The father of holistic planning has automated his process for helping individuals figure out the most important things in their lives, essentially robotizing the first few steps of the life planning process he created almost 20 years ago.
“Everyone has always said you can't do this online, so I s et my mind to it,” said George Kinder, founder and president of The Kinder Institute of Life Planning.
His firm recently created the website
Life Planning For You, an online tool that leads people through a series of deeply personal questions, including asking them to imagine if they had only a day left to live, what would they feel they had missed out on doing or being?
One aspect that makes this online process better than doing it live is that a client can more privately delve into the in-depth nature of the questions, Mr. Kinder said.
But by virtue of it being an automated system, it has weaknesses, he said.
The challenges of a web-based program include creating intimacy with clients and inspiring them to commit to and live out their life plan, Mr. Kinder said. Of course, some advisers don't do this particularly well either, he added.
The institute makes the tool available for free to the public.
The planning tool for consumers concludes by offering some basic financial advice on investments and insurance and suggests that those who want more should contact a live adviser trained in life planning. The institute offers a searchable tool for finding these advisers, all of whom have completed the life planning training.

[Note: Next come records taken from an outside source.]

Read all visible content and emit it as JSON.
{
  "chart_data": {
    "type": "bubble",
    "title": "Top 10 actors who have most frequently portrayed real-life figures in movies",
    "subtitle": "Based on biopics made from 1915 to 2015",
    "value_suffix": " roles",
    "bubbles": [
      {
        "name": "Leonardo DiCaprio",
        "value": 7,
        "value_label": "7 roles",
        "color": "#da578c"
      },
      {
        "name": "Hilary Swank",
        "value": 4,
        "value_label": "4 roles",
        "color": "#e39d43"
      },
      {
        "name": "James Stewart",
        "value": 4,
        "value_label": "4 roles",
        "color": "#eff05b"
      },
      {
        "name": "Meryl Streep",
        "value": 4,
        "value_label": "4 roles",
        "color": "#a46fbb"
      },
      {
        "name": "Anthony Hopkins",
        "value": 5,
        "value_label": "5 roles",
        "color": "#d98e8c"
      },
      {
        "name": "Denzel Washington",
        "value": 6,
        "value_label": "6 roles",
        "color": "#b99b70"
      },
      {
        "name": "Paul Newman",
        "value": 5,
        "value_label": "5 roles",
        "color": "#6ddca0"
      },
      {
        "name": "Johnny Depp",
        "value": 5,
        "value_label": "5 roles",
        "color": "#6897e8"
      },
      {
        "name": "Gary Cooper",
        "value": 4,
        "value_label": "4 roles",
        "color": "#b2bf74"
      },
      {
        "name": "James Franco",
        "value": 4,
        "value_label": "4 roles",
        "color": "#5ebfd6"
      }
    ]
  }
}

About 3,000 people have used the online tool, and about half of those who complete the process look for an adviser, Mr. Kinder said.
“The consumer who has complex issues is going to want an adviser,” he said. “We show how they can find an adviser.”
Life planning, or holistic planning, grew in popularity in the late 1990s as the giant baby boomer generation began to think seriously about retirement. Mr. Kinder, then an adviser, published a book in 1999 that became a practical guide for other advisers on how to get into personal, goals-oriented talks with clients, even though it was originally written for consumers.
Goals-based planning has grown in popularity ever since, and is part of the process many people go through with advisors or brokers.